Others though are awesome at marketing the customer-centric model, but the opposite it true. For example, I recently reviewed a policy from one prominent Insurtech insurance company that focuses on the consumer. It appeared to me, and not being an attorney or regulator I cannot conclude anything beyond appearances, that the form might not have been properly filed in the state, that the ISO form might not have been an ISO form, that the form might not actually have been a form as we know forms to be, and therefore, certain expected coverages might not actually exist.

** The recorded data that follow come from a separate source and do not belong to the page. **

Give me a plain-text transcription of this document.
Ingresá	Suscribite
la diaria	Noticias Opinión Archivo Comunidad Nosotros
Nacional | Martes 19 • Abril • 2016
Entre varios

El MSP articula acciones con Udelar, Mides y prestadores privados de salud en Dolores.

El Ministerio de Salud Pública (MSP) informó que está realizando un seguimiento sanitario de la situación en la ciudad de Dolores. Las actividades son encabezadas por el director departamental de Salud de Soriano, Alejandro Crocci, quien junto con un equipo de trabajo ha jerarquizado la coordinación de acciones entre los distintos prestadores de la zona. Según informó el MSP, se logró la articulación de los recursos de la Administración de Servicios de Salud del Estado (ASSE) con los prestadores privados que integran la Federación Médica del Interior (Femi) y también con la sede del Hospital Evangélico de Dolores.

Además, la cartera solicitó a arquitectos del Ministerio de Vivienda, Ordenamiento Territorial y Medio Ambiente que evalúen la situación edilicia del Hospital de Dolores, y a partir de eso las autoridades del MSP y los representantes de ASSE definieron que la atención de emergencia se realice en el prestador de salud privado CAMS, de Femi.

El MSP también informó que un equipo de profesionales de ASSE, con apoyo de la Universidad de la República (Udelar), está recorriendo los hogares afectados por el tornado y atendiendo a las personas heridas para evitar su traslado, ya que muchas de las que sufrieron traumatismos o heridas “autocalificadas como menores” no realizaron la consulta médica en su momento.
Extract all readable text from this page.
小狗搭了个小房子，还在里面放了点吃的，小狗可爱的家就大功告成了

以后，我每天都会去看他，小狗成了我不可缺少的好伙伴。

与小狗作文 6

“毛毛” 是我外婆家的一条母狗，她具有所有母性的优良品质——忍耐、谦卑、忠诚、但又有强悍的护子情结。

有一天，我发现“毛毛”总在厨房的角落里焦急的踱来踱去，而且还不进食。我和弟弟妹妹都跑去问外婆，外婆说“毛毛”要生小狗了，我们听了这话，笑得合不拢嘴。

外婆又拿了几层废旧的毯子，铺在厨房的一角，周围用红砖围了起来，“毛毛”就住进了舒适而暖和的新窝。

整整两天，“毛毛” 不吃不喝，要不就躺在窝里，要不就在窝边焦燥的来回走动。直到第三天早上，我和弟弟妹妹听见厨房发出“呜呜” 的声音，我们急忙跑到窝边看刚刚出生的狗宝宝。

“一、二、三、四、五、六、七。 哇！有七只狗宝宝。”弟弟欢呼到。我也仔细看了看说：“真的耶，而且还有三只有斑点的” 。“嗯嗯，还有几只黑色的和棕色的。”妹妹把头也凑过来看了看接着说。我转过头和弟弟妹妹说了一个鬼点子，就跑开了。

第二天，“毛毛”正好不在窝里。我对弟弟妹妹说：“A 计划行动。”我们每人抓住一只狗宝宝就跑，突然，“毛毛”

My point with this article is that the P&C industry has, in my 30 years' experience, been generally safe from purposeful fraud relative to selling coverages that do not exists, unlike life insurance sales based on my reading. Consumers absolutely have been told that if they buy this policy or that policy, they would have coverages they did not actually have. This has usually been through stupidity, ignorance, wishful thinking, or people simply being new. I just have not seen purposeful coverage deceit often. But now I am beginning to see some of the new Insurtech players going that direction. Many times it is ignorance too, nothing different. But a few do seem purposeful. P&C has enough issues without damaging reputations. I hope carriers, agents, and their respective associations help regulators nip these practices in the bud rather than allowing special regulatory sandboxes. 

 

NOTE: The information provided herein is intended for educational and informational purposes only and it represents only the views of the authors. It is not a recommendation that a particular course of action be followed. Burand Insurance Education, Burand & Associates, LLC and Chris Burand assume, and will have, no responsibility for liability or damage which may result from the use of any of this information.